Visual and Beyond: Rethinking Aesthetics, Ethics and the Senses in Education

Year: 2016

Author: Somerville, Margaret

Type of paper: Abstract refereed

In this presentation I explore the excess of 11 short exchanges with young children in grade 2 and 3 about the visual language maps they had produced of their everyday language practice. The project, ‘Building Linguistic Repertoires to Enhance English Learning’ was conducted in ‘complex multicultural schools’ in western Sydney, Australia with high enrolments of both Aboriginal and multilingual students. The collaborative ethnography project with children and teachers employed an innovative visual/spatial mapping method in which children drew maps of the places and nature of their everyday language use.

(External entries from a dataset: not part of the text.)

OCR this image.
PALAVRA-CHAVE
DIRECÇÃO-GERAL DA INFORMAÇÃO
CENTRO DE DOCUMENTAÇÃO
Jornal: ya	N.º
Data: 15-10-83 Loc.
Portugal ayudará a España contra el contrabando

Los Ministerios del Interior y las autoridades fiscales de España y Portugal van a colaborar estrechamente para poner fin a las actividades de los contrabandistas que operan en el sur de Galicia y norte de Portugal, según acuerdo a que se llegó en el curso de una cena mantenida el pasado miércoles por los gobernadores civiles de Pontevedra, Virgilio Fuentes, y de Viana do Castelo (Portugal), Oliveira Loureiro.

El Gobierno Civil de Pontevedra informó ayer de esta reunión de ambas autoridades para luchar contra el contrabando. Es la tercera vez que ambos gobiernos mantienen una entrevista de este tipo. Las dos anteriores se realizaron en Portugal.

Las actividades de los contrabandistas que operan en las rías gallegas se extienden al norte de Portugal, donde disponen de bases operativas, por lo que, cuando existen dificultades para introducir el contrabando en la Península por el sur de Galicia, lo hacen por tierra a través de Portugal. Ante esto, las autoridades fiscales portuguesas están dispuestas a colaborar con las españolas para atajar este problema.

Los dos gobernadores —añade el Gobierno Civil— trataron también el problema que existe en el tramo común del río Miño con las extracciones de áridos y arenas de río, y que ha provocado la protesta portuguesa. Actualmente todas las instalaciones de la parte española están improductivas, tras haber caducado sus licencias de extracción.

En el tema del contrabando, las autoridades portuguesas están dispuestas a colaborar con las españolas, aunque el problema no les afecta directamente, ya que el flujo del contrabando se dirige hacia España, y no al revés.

The ‘official’ aim of the government funded project was to work out how to incorporate the diverse skills and practices children routinely undertake in everyday language into the school curriculum to enhance their learning. The maps in themselves are highly diverse and extraordinary but even more surprising were the very short recorded collaborative analysis ‘interviews’ with the children. Eleven children were recorded in the already excess of a class full of children organized into pairs to compare their language maps. Many of the children, particularly in the Grade 2 class, needed attention by myself and the teacher, to help them in the process of constructing Venn Diagrams from the activity. One at a time I invited random children to sit with me at the back of the class and tell me about their language maps. Each interview only lasted a few minutes at which point in time the children were finished, had said all they wanted to say. I assumed the interviews were a failure, as they were not part of the planned data they didn’t ‘matter’. But the matter of the interviews became immediately and starkly apparent when I played them back later, recognizing with a shock of recognition that every child had something quite extraordinary to say about their language map. A particular surprising aspect was the way that children navigated the relationships between body, matter, the digital and multimodal engagements. In this presentation I will offer an experimental reading of excess, exploring its theoretical and methodological disruptions. I do this by focusing on how the 11 short interviews as sound and word, alongside the children’s visual language maps, offer a threshold to children’s body, matter, meaning, digital and virtual worlds in their multimodal engagements.